How many of you take your phone into the bathroom? Keep your head down as you walk through a store? Check your phone while you’re talking or “listening” to another person? Don’t pick up your head as you walk up or down the stairs? Ever find yourself talking on the phone while also madly searching for where you put it?

Do any of these experiences resonate with you?  

You are not alone! I’ve encountered all of these situations. I have been known to respond almost immediately to a text, email, call, post, or comment. In fact, if I don’t respond within an hour, people get suspicious and are ready to send out the search team.

I started to think about how technology can make us unendingly available and the impact devices can have on mental health. Recent findings suggest a correlation between smartphones and teen depression and how cell phones are affecting communication.

After noticing how often I check my cell phone and recognizing how these behaviors impact my own mood and relationships, I knew I needed to make some changes in my own life.

What Does Research Say?

NPR found a study that states teenagers are increasingly depressed, feel hopeless and are more likely to consider suicide. Jean Twenge, one of the authors of the study, said that researchers found a sudden increase in teens’ symptoms of depression, suicide risk factors and suicide rates in 2012 — around the time smartphones become popular.

Adolescents are not spending as much time with their friends in person nor face to face with family, other than their parents who they are currently “trapped” with. Teens aren’t getting the connection and social support they need. NPR said, ”Spending time with other people, in person, is one of the best predictions for psychological well-being.” Rarely is one’s mood enhanced by scrolling through social media, looking through emails, continuously texting, or aimlessly opening different apps. I know for me, the opposite is true. Often my heart will beat faster, I feel more stressed and anxious and can’t remember what task I was working on.  

Adolescents’ addiction to smartphones is increasing. Teens’ cell phone addiction doesn’t occur in a vacuum. When we interact with our device, dopamine, a hormone that signals pleasure, is released. Dopamine passes information to the front of the brain which is linked to thought and emotion. There’s a cyclical process that takes place. Teens are asking to be “liked” and “seen” but those feelings of belonging are short-term and they continue the checking and posting process over and over, never truly being satisfied.

Have you ever had the experience of sending an email or a text and then ruminating about the tone and words used? The anxiety kids experience can lead them to check their phone over and over to see if they received a response to a message. That response doesn’t always come, leaving kids anxious, angry, frustrated, rejected, or ignored.

Tuning In

Having a mindful relationship begins with having awareness. Ask yourself these questions:

  • Are your teens using their phones to avoid experiencing discomfort?
  • Are these acts facilitating interactions and activity that stands in the way of better mental health?
  • Is the constant phone checking taking away from teenagers sleeping better or interacting with people face to face (or these days via FaceTime, Zoom, etc).

Consider the possibility that by disconnecting, parents and kids can actually connect. There is an opportunity for you as a parent to model mindful behaviors with your own phone and become more present for your children.

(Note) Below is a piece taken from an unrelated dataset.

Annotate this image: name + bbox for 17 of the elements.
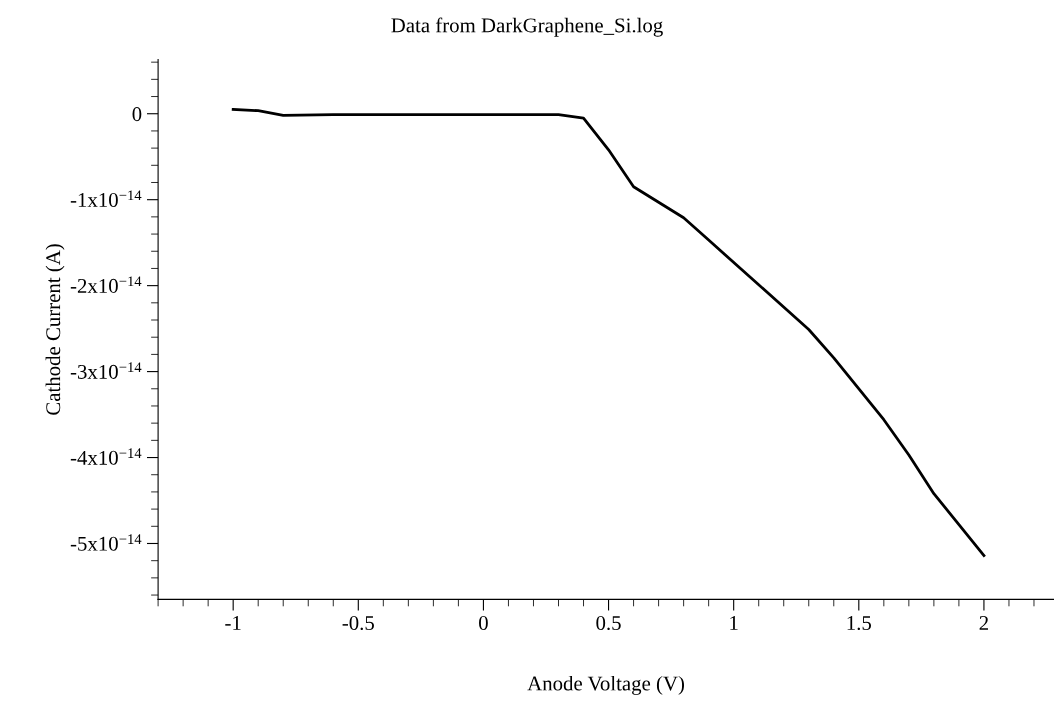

You can encourage teens to think about the intent and purpose prior to sending a message. If kids find themselves sending off a message to regulate emotions or settle an impulse, encourage them to check-in and ask themselves, “Should I be sending this right now?”

If the answer is no, perhaps this is a moment for them to utilize their device for a guided meditation, look at one of their favorite photos, or listen to their favorite song.

6 Things You Can Change About Your Phone Behavior
  • Don’t look at your phone for the first 15 minutes of waking up
  • Before checking your phone, ask yourself,  “Do I want or need to check this right now?”
  • Put your phone away when traveling to or from your destination
  • Set aside 1 hour during the day to be phone free
  • Silence or turn off your phone 1 hour before bed-time (nighttime is an especially beneficial time to be mindful of phone usage)
  • When walking from one place to another, keep your phone in your pocket or bag

There are times when phones are not needed and we can practice utilizing these moments to connect, be present for our kids, appreciate the freeing feeling, and notice our surroundings. Ultimately, being more aware can create a more mindful relationship with oneself and others.